[R] The stages of standard function evaluation

Thu May 3 14:06:15 CEST 2018

First of all, your message is a little hard to read because you posted 
in HTML.  This list removes the HTML, and often mangles messages, so you 
should always post in plain text.  But in this case your message was 
still pretty readable.

On 02/05/2018 11:04 PM, Andrew Hoerner wrote:
> Dear R Help folks --
> 
> I have been trying to put together a list of the steps or stages of R
> function evaluation, with particular focus on those that have "standard" or
> "nonstandard" forms. This is both for my own edification and also because I
> am thinking of joining the world of R bloggers and have been trying to put
> together some draft posting that might be useful. I seem to have an
> affirmative genius for finding incorrect interpretations of R's evaluation
> rules; I'm trying to make that an asset.
> 
> I am hoping that you can tell me:
> 
> 
>     1. Is this list complete, or are there additional stages I am missing?
>     2. Have I inserted one or more imaginary stages?
>     3. Are the terms I use below to name each stage appropriate, or are
>     there other terms more widely used or recognizable?
>     4. Is the order correct?
> 
> I begin each name with “Standard,” to express my belief that each of these
> things has a usual or default form, but also that (unless I am mistaken)
> almost none of them exist only in a single form true of all R functions. (I
> have marked with an asterisk a few evaluation steps that I think may always
> be followed).
> 
> It is my ultimate goal (which I do not feel at all close to accomplishing)
> to determine a way to mechanically test for “standardness” along each of
> these dimensions, so that each function could be assigned a logical vector
> showing the ways that it is and is not standard. One thing I think is
> conceptually or procedurally difficult about this project is that I think
> “standardness” should be determined by what a function does, rather than by
> how it does it, so that a primitive function that takes unevaluated
> arguments positionally could still have standard matching, scoping, etc.,
> by internal emulation.

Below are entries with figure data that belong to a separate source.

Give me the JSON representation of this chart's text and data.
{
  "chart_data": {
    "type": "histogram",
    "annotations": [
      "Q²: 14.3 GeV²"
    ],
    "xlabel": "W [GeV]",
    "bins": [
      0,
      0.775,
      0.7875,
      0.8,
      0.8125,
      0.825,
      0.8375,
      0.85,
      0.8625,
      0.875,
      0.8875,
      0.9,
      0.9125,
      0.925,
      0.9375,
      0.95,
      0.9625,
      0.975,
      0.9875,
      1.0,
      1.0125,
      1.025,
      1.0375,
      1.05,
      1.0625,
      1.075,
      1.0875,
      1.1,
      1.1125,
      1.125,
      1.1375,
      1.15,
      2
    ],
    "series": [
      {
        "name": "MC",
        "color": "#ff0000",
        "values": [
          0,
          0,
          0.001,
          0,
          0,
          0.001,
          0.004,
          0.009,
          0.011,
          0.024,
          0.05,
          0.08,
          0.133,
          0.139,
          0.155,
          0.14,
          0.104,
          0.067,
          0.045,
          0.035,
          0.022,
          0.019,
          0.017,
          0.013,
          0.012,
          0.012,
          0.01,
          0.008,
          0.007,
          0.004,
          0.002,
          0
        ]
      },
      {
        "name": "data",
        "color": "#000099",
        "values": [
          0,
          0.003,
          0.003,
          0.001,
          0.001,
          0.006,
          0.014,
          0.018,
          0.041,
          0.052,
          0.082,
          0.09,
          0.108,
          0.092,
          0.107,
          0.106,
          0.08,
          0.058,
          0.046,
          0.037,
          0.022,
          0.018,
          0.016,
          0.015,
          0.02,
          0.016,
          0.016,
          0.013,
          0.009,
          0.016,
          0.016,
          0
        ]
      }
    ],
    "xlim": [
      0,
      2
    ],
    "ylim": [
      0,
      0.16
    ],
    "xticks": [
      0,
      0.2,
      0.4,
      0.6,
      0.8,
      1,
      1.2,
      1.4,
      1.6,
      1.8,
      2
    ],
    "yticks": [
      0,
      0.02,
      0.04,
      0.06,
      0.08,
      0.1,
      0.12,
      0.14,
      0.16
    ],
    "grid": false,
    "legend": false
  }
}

A related goal is to identify which evaluation steps
> most often use an alternative form, and perhaps determine if there is more
> than one such alternative. Finally, an easier short-term goal is simply to
> find instances of one or more function with standard and non-standard
> evaluation for each evaluation step.
> 
> For the most part below I am treating the evaluation of closures as the
> standard from which “nonstandard” is defined. However, I do not assume that
> other kinds of functions are automatically nonstandard on any particular
> dimension below. Most of this comes from the R Language Definition, but
> there are numerous places where I am by no means certain that my
> interpretation is correct. I have highlighted some of these below with a
> “??”.
> 
> I look forward to learning from you.
> 
> Warmest regards,
> 
> J. Andrew Hoerner
> 
> 
> ** Standard function recognition:* recognizing some or all of a string code
> as a function. (Part of code line parsing)
> 
> *Standard environment construction:* construction of the execution
> environment, and of pointers to the calling and enclosing environments.
> 
> *Standard function identification:* Get the name of the function, if any

This may be mangling, but it's really hard to tell whether the 3 
paragraphs above are supposed to be steps, headings, or what.  Assuming 
they are steps, the first one is wrong.

The parser looks at a string and breaks it down into tokens and 
subexpressions, making what you later call an AST.  The first step in 
function evaluation is recognizing that something is a function call, 
not recognizing it as a function.  For example, "mean" is the name of a 
function and also an expression evaluating to a function, "mean(1:10)" 
is a function call.

Once you have a function call, the next step looks at the expression 
used to specify the function.  In "mean(1:10)", that expression is 
"mean", but it could be an arbitrary R expression.  If it is a name like 
"mean" (or a string), then R looks for an object of mode "function" of 
that name in the current evaluation frame, or its parent frames.  These 
are not "constructed"; the current evaluation frame is always known, and 
contains a pointer to its parent.  If the function is specified by a 
more complex expression (e.g. in "fn[[1]](1:10)", the expression is 
"fn[[1]]") then that expression is evaluated.  It needs to return a 
function object or an error will be generated.

So these work:

mean(1:10)
list(mean)[[1]](1:10)
"mean"(1:10)

and these don't:

list("mean")(1:10)
c("mean")(1:10)

So now we have the function.  Its name is irrelevant.
> 
> ** Standard f**unction scoping*: Search the current environment and then up
> the chain of enclosing environments until you find the first binding
> environment, an environment where the name of the function is bound, i.e.
> linked to a pointer to the function definition. The binding environment is
> usually (but not always) the same as the defining environment (i.e. the
> enclosing environment when the function is defined. Note that function
> lookup, unlike function argument lookup, necessarily starts from the
> calling environment, because a function does not know what it is – its
> formals, body, and environments – until it is found. Named functions are
> always found by scoping. R never learns "where" they are -- they have to be
> looked up each time. For this reason, anonymous functions must be used in
> place, and called by a function that takes a function as an argument, or by
> (function(formals){body})(actual args)

> 
> *Standard f**unction **retrieval**:*
> 
> load (??) the function, i.e. transfer the list (??) of formals and defaults
> and the list (??) of expressions that constitute the function body into the
> execution environment

Functions have at least 3 parts, not 2.  They have formals, a body, and 
an environment.  Nowadays they will often have bytecode as well; this is 
a compiled version of the body used in its place during evaluation.

> 
> Note that the function body is parsed at the time the function is created
> (true?? Or is it parsed every time the function is called?)

It is only parsed once.

> 
> *Standard argument matching*:
> 
> assignment of expressions and default arguments to formals via the
> usually-stated matching rulesIf matched positionall at call time, the name
> is scoped like an actual argument.. Note that giving an argument the same
> name as a formal when calling the function will only match it to that
> formal if matched positionally or by tag, not by name.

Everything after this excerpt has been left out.